An 8-year-old student identified as transgender is suing a private school in Orange Country, California, for failing to let the child express a preferred gender identity.
The lawsuit, filed Aug. 2, alleges that Heritage Oak Private School violated the Unruh Civil Rights Act, which outlaws discrimination based on sex or sexual orientation, because it wouldn’t allow Nikki Brar to wear the school’s girls’ uniform, use the girls’ bathroom, or be called a “she.”
Lawyers said the student is determined to fight for “education without discrimination,” the Los Angles Times reported Monday.
The suit is particularly noteworthy because it is “the first [transgender rights] case to use a state anti-discrimination law as one of the grounds for relief,” Mark Rosenbaum, director of the pro bono Public Counsel Opportunity Under Law, told the newspaper.
Nikki’s parents filed the suit against Heritage Oak; its executive director, Phyllis Cygan; and the school’s parent group, Nobel Learning Communities. They seek damages for “emotional distress and discrimination,” as well as more than $10,000 for school tuition and fees.
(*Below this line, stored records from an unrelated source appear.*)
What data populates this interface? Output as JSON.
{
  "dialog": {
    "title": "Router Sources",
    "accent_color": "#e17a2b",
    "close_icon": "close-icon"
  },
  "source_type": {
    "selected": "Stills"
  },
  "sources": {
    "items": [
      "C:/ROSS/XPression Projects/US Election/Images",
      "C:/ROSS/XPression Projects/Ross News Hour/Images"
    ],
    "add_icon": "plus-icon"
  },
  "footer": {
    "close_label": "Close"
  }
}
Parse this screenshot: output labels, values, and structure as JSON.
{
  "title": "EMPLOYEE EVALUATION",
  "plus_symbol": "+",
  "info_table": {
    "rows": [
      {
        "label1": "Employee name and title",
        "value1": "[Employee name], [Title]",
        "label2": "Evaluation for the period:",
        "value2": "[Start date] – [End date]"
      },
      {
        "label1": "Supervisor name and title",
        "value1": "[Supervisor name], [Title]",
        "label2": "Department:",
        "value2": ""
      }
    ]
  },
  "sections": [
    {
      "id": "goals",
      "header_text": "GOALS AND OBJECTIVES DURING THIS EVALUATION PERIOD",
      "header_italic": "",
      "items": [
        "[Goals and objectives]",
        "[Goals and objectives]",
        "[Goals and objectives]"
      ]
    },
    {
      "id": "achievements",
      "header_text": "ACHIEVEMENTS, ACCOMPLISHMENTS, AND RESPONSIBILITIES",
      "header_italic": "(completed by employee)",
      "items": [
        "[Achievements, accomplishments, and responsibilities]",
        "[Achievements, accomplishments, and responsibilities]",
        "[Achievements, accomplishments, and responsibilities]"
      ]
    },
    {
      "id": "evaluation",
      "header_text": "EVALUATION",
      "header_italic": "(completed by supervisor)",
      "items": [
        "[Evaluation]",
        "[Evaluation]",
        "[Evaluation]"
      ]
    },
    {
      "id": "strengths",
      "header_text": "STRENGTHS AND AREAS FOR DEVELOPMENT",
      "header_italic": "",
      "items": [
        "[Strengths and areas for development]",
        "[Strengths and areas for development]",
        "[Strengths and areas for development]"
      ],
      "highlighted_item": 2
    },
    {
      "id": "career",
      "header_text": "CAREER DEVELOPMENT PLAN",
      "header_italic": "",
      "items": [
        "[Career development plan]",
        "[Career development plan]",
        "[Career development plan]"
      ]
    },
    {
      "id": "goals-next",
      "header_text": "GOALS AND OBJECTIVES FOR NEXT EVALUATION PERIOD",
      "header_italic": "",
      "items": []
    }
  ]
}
They also ask Heritage Oak to write a nondiscrimination policy specifically for transgender students, and demand that the school teach lessons on transgender identity in the classroom.
“It honors our child’s commitment to being who she is despite adversity,” Nikki’s mother, Priya Shah, wrote in an email. “It is our small contribution toward ensuring that other transgender and gender expansive children do not go through the same hardship and trauma.”
Nobel Learning Communities released a statement following the lawsuit, saying:
We believed it was extremely important to respond, not hastily, but with deliberate care, to decide when and how to inform and educate our entire elementary school community of students, staff and parents about the mid-year change of gender identity expression of a young child. … Unfortunately, these accommodations were rejected and the parents withdrew their child.
“They have to create a private school environment that’s safe and supportive for all students,” said Asaf Orr, an attorney for the National Center for Lesbian Rights’ Transgender Youth Project.
An appeals court found in 2009 that a private, nonprofit school can’t be sued under the Unruh Act, but Heritage Oak is a for-profit school, making it unlikely that the judge will rule the same way.
Nikki is expected to be a student at a public school in Orange County in the fall.